At the end of the day, you've got a set of controls. That are mission critical to your business. How do you make sure they're always running, always up to date, effective and self documenting. That's what we do in continuous controls monitoring. That's different from GRC. So same outcomes, just dramatically different technology. 
 

Sean Martin: And talk to me about transparency and reporting, because those are big, big parts, right? Internally, what are we doing? And are we doing it? In line with our standards or ethics or the way we run our business. And then externally, do we do it in line with the sock twos or hippos or whatever else we have to abide by? 
 

Travis Howerton: Yeah. So there's sort of a life cycle you go [00:05:00] through and we automate every step of it. And it starts with your attestation and it doesn't matter whether you're making an attestation to your board or to a regulator, you're saying, here's what we're doing to meet this control. Then you've got to collect evidence to prove you're doing it. 
 

Cause nobody believes you in this world. And then you've got to assess it and say, is this fair and reasonable, and then you're going to have problems. So you've got to fix them. And then every step of the way, you're making risk based decisions about what you will or won't do, what you can afford, what the technology will allow. 
 

And then as you make those decisions, that those governance steps need to be traceable for regulatory internal audit and other purposes. So we just try to provide. Best in class automation and tooling and every one of those steps that just pulls time, money and pain out of the process. And  
 

Sean Martin: I'm curious, um, the outcomes you said are the same, right? 
 

You're working toward the same goal. Yep. Um, I would imagine it was certainly the technology and the processes changes, the communication change with folks as [00:06:00] well. Absolutely.
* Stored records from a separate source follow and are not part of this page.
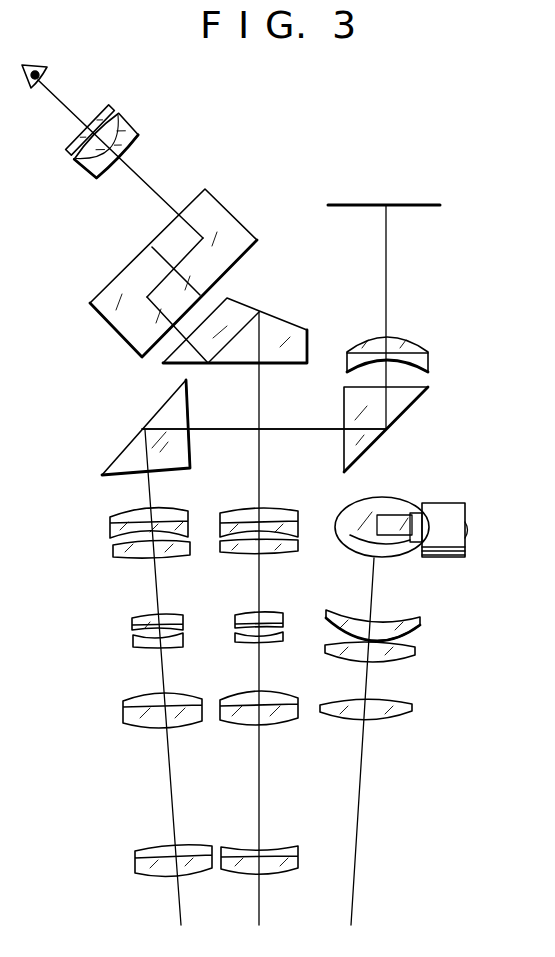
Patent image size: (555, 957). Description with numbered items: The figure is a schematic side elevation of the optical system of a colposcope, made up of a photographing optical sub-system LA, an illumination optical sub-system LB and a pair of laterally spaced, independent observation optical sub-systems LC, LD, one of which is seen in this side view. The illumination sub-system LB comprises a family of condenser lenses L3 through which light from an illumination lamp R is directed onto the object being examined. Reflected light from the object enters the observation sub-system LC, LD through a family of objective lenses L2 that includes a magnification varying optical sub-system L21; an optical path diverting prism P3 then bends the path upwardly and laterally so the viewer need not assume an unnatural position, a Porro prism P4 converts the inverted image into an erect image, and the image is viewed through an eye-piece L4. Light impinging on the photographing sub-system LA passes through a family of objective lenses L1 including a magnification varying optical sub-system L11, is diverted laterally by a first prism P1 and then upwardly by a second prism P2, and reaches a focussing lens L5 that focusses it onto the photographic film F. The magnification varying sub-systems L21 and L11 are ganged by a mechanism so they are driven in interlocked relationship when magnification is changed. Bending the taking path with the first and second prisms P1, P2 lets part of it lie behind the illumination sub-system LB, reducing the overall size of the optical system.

The eye-piece L4 is at (93, 152).
The Porro prism P4 is at (105, 293).
The optical path diverting prism P3 is at (287, 328).
The photographic film F is at (402, 207).
The photographing optical sub-system LA is at (430, 305).
The focussing lens L5 is at (418, 345).
The second prism P2 is at (398, 408).
The first prism P1 is at (123, 458).
The observation optical sub-system LC is at (292, 475).
The observation optical sub-system LD is at (327, 475).
The illumination lamp R is at (398, 503).
The illumination optical sub-system LB is at (415, 598).
The family of objective lenses L1 is at (125, 677).
The magnification varying optical sub-system L11 is at (139, 671).
The magnification varying optical sub-system L21 is at (225, 617).
The family of objective lenses L2 is at (257, 618).
The family of condenser lenses L3 is at (421, 615).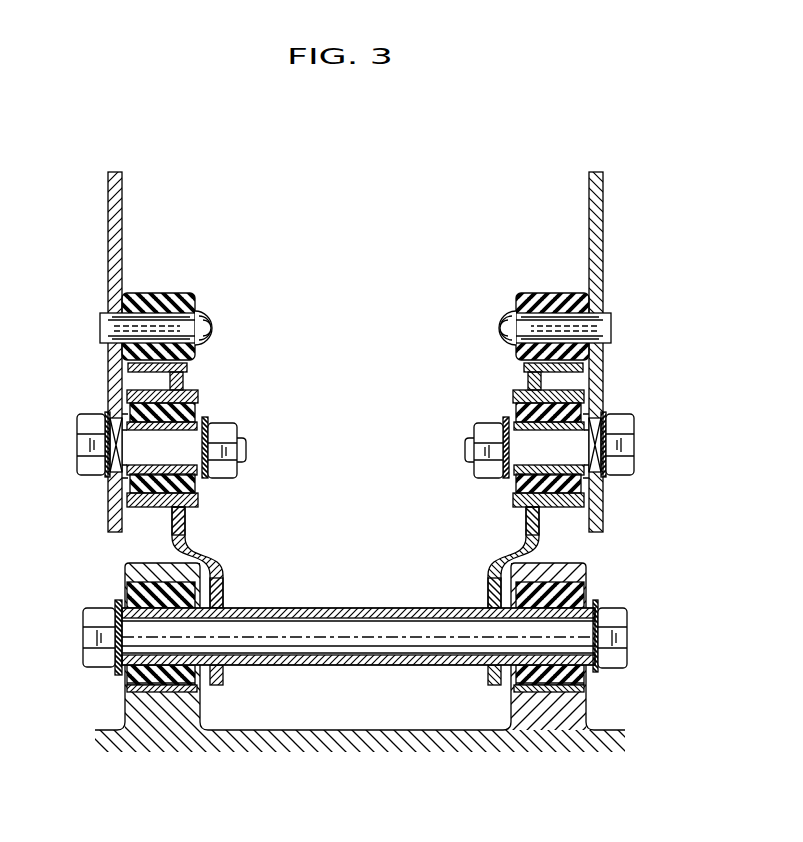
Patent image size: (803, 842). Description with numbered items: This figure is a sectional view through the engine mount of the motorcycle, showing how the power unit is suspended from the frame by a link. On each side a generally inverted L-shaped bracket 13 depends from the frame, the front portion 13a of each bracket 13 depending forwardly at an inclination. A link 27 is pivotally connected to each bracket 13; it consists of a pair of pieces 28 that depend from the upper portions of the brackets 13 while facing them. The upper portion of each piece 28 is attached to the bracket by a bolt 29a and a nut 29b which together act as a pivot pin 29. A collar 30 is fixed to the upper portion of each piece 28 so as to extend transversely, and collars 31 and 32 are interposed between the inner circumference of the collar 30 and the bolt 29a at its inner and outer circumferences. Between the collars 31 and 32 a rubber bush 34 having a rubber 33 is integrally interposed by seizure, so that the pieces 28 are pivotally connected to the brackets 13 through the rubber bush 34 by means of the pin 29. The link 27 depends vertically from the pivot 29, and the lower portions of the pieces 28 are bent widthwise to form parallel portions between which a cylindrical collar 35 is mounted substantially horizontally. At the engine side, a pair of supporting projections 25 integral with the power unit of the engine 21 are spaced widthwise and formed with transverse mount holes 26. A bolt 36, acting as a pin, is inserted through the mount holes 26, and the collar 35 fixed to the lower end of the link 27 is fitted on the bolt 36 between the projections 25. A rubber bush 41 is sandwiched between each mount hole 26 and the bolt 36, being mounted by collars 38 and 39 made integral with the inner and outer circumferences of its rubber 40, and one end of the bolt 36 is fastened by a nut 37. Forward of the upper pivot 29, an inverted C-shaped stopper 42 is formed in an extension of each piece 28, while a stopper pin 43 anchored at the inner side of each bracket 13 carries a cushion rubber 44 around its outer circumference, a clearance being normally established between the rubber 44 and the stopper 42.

The bracket 13 is at (108, 266).
The front portion of bracket 13a is at (186, 376).
The engine 21 is at (405, 730).
The supporting projection 25 is at (150, 712).
The mount hole 26 is at (135, 596).
The link 27 is at (196, 532).
The piece of link 28 is at (172, 522).
The pivot pin 29 is at (166, 448).
The bolt 29a is at (130, 448).
The nut 29b is at (240, 455).
The collar 30 is at (192, 503).
The collar 31 is at (200, 410).
The collar 32 is at (200, 398).
The rubber 33 is at (185, 485).
The rubber bush 34 is at (140, 415).
The cylindrical collar 35 is at (330, 608).
The bolt 36 is at (395, 652).
The nut 37 is at (100, 640).
The collar 38 is at (216, 615).
The collar 39 is at (212, 588).
The rubber 40 is at (200, 688).
The rubber bush 41 is at (130, 680).
The stopper 42 is at (208, 355).
The stopper pin 43 is at (198, 325).
The cushion rubber 44 is at (170, 300).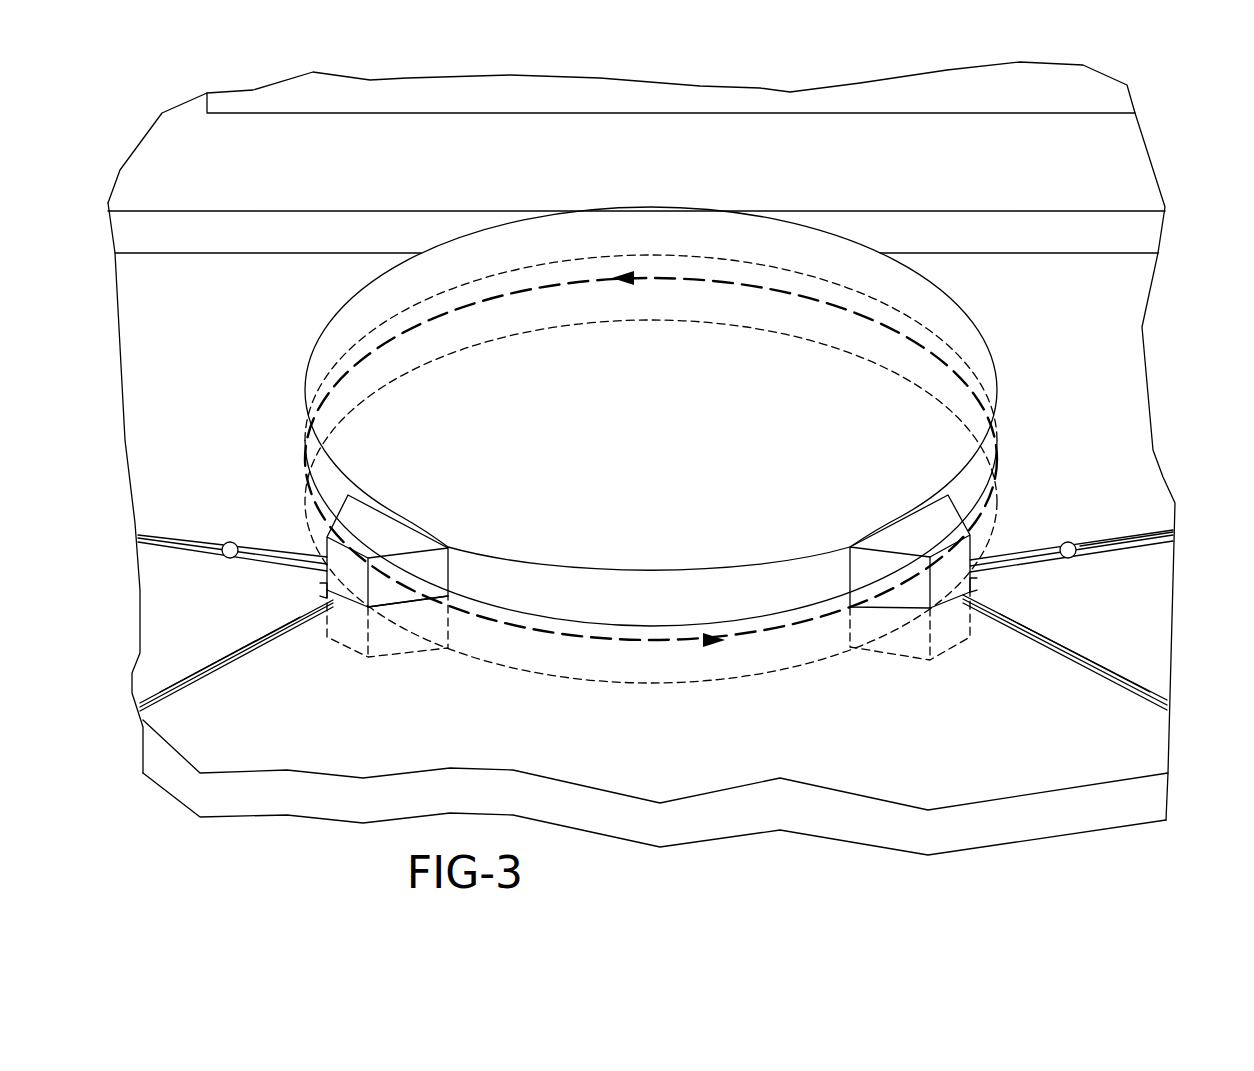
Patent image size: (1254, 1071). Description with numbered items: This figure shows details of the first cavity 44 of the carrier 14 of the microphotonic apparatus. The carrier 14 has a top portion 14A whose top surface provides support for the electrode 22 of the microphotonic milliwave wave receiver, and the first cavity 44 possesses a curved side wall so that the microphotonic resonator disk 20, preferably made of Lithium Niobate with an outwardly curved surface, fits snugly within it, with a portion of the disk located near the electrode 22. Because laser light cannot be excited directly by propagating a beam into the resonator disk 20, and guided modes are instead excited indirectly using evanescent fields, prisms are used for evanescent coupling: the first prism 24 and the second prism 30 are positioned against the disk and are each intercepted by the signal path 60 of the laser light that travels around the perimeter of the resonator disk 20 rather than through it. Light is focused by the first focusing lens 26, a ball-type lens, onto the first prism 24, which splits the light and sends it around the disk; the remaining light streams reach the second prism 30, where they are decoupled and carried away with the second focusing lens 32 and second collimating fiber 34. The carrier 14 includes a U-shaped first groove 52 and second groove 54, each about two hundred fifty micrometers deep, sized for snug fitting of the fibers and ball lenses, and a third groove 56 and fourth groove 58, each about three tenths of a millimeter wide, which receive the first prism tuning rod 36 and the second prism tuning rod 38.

The carrier 14 is at (1125, 765).
The top portion of the carrier 14A is at (1030, 83).
The microphotonic resonator disk 20 is at (752, 385).
The electrode 22 is at (368, 170).
The first prism 24 is at (382, 590).
The first focusing lens 26 is at (232, 543).
The second prism 30 is at (917, 590).
The second focusing lens 32 is at (1068, 543).
The second collimating fiber 34 is at (1108, 548).
The first prism tuning rod 36 is at (265, 645).
The second prism tuning rod 38 is at (1030, 645).
The first cavity 44 is at (598, 660).
The first groove 52 is at (252, 565).
The second groove 54 is at (1047, 567).
The third groove 56 is at (210, 676).
The fourth groove 58 is at (1087, 675).
The signal path 60 is at (513, 295).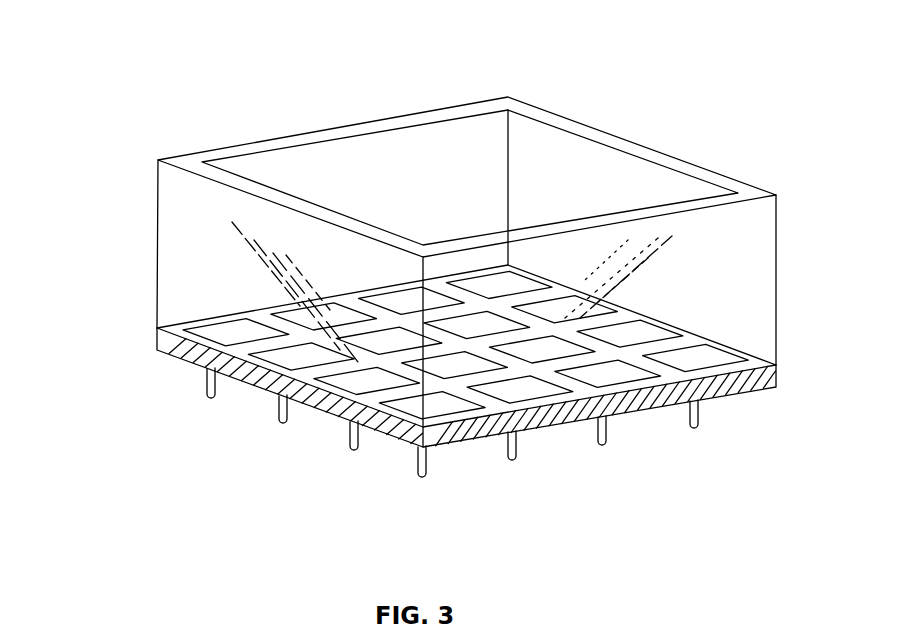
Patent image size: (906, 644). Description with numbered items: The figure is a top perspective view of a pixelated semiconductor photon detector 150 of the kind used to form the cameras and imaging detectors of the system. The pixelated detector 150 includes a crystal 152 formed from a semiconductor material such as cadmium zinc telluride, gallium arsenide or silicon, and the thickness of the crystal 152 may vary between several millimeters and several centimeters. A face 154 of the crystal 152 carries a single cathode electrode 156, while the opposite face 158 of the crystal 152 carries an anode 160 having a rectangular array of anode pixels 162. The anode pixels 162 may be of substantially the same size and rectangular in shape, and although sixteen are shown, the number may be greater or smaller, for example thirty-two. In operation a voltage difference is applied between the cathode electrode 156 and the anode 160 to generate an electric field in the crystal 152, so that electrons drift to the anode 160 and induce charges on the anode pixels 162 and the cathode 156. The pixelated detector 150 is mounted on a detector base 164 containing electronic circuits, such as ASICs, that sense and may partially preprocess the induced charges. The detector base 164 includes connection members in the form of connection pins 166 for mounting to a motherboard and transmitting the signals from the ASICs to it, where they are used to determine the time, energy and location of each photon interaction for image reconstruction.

The CCM.  
 

Travis Howerton: It used to be we'd manage all this stuff in these big documents and Excel spreadsheets. Then the world of ITIL came along and then the world of security operation centers and real time incident response came along. 
 

What we've tried to do is thread all those things together. So we plug and play with all the scanners and hyperscalers. We update your documentation in real time. We assign tickets to engineers to fix it in Jira or ServiceNow or think an ITIL tool. And we keep all that traceable in real time with automation. 
 

So the work hasn't really changed. We're just trying to break down the silos between them and use automation to get rid of the painful handoffs that you used to see between all these things. And all that heavy manual entry that went into it. So we want to give auditors, um, their weekends back, make it easier on it professionals to modernize and just get rid of the pain of these legacy GRC tools. 
 

Sean Martin: Fantastic. Well, Travis, thank you for joining me, helping customers, [00:07:00] uh, eliminate that pain and, uh, that's seven minutes here on ITSP magazine. Thank you.